The review of SBR represents a long-awaited opportunity to fully assess and address the inconsistencies within the duty system but it must be done so in the right way. The current ‘cliff edge’ of relief at 5,000hl does act as a disincentive to growth, and needs to be addressed, but this should not be at the expense of the smaller breweries.

The decision to reduce the starting level to 2,100hl redistributes relief from smaller to larger brewers and is against the original principles of SBR – it will no longer be a progressive beer duty. Fifteen Members from across the House took part in in an adjournment debate on Monday 9th November 2020, demonstrating the interest in this subject.

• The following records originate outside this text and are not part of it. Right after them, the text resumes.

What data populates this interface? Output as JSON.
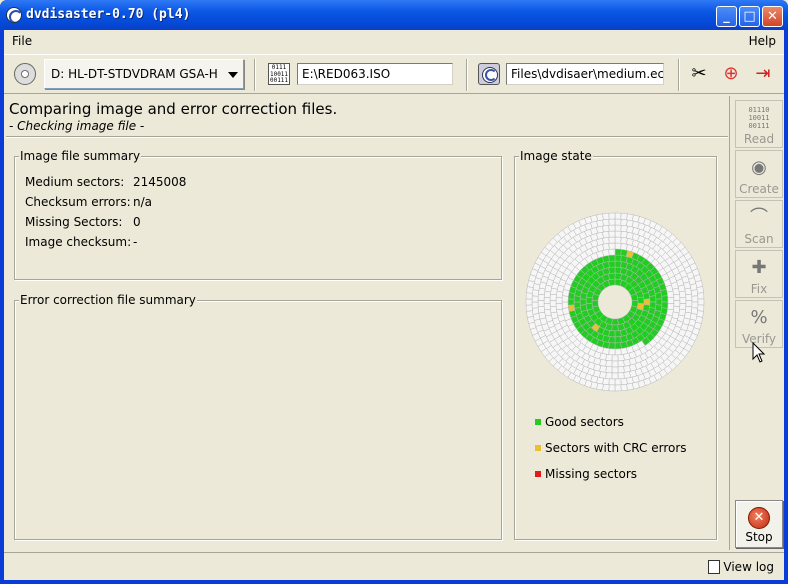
{
  "window": {
    "title": "dvdisaster-0.70 (pl4)"
  },
  "menu": {
    "file": "File",
    "help": "Help"
  },
  "toolbar": {
    "drive": "D: HL-DT-STDVDRAM GSA-H",
    "image_path": "E:\\RED063.ISO",
    "ecc_path": "Files\\dvdisaer\\medium.ecc"
  },
  "status": {
    "heading": "Comparing image and error correction files.",
    "subheading": "- Checking image file -"
  },
  "image_summary": {
    "title": "Image file summary",
    "rows": [
      {
        "key": "Medium sectors:",
        "value": "2145008"
      },
      {
        "key": "Checksum errors:",
        "value": "n/a"
      },
      {
        "key": "Missing Sectors:",
        "value": "0"
      },
      {
        "key": "Image checksum:",
        "value": "-"
      }
    ]
  },
  "ecc_summary": {
    "title": "Error correction file summary"
  },
  "image_state": {
    "title": "Image state",
    "legend": [
      {
        "label": "Good sectors",
        "color": "#22cc22"
      },
      {
        "label": "Sectors with CRC errors",
        "color": "#e8c030"
      },
      {
        "label": "Missing sectors",
        "color": "#e81818"
      }
    ],
    "progress": 0.45
  },
  "sidebar": {
    "read": "Read",
    "read_icon_text": "01110\n10011\n00111",
    "create": "Create",
    "scan": "Scan",
    "fix": "Fix",
    "verify": "Verify",
    "stop": "Stop"
  },
  "statusbar": {
    "view_log": "View log"
  },
  "icons": {
    "bin_text": "0111\n10011\n00111"
  }
}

We therefore urge you to reconsider this approach and look at alternatives that will allow the cliff edge to be smoothed out to incentivise growth without withdrawing any relief for any brewer below 5,000hl.

Now is not the time to penalise small breweries

We are aware that the proposed changes are not expected to come into effect until 2022 but, as we all know, it will take some time for the country and the brewing sector to recover from the impacts of Covid-19. The anxiety caused by the delay in the technical consultation and what the new system might look like only also adds to the uncertainty faced by the sector over the past few months.

The industry emerged from the initial lockdown where brewers lost 80% of their sales due to the closure of pubs, and small breweries have poured away 5 million pints of spoiled beer. Even as pubs opened over the summer, sales were down 50% on a normal July, and breweries were not eligible for the Business Rates holiday or £25,000 grant. This is already taking its toll: two small, independent breweries are going out of business every week.

Research by the Society of Independent Brewers (SIBA) shows that 58% of small breweries are delaying investment, 51% are delaying employing new staff, whilst 49% are delaying increasing capacity because of the uncertainty caused by these proposed changes.

We believe that now is not the time to burden this sector further. It will reduce consumer choice by reversing the revolution in new and innovative breweries, pulling up the ladder for breweries who want to grow.

We also hope that you will continue to engage with sector representatives like SIBA to ensure that the reformed SBR promotes and sustains the craft beer revolution, rather than hinder it.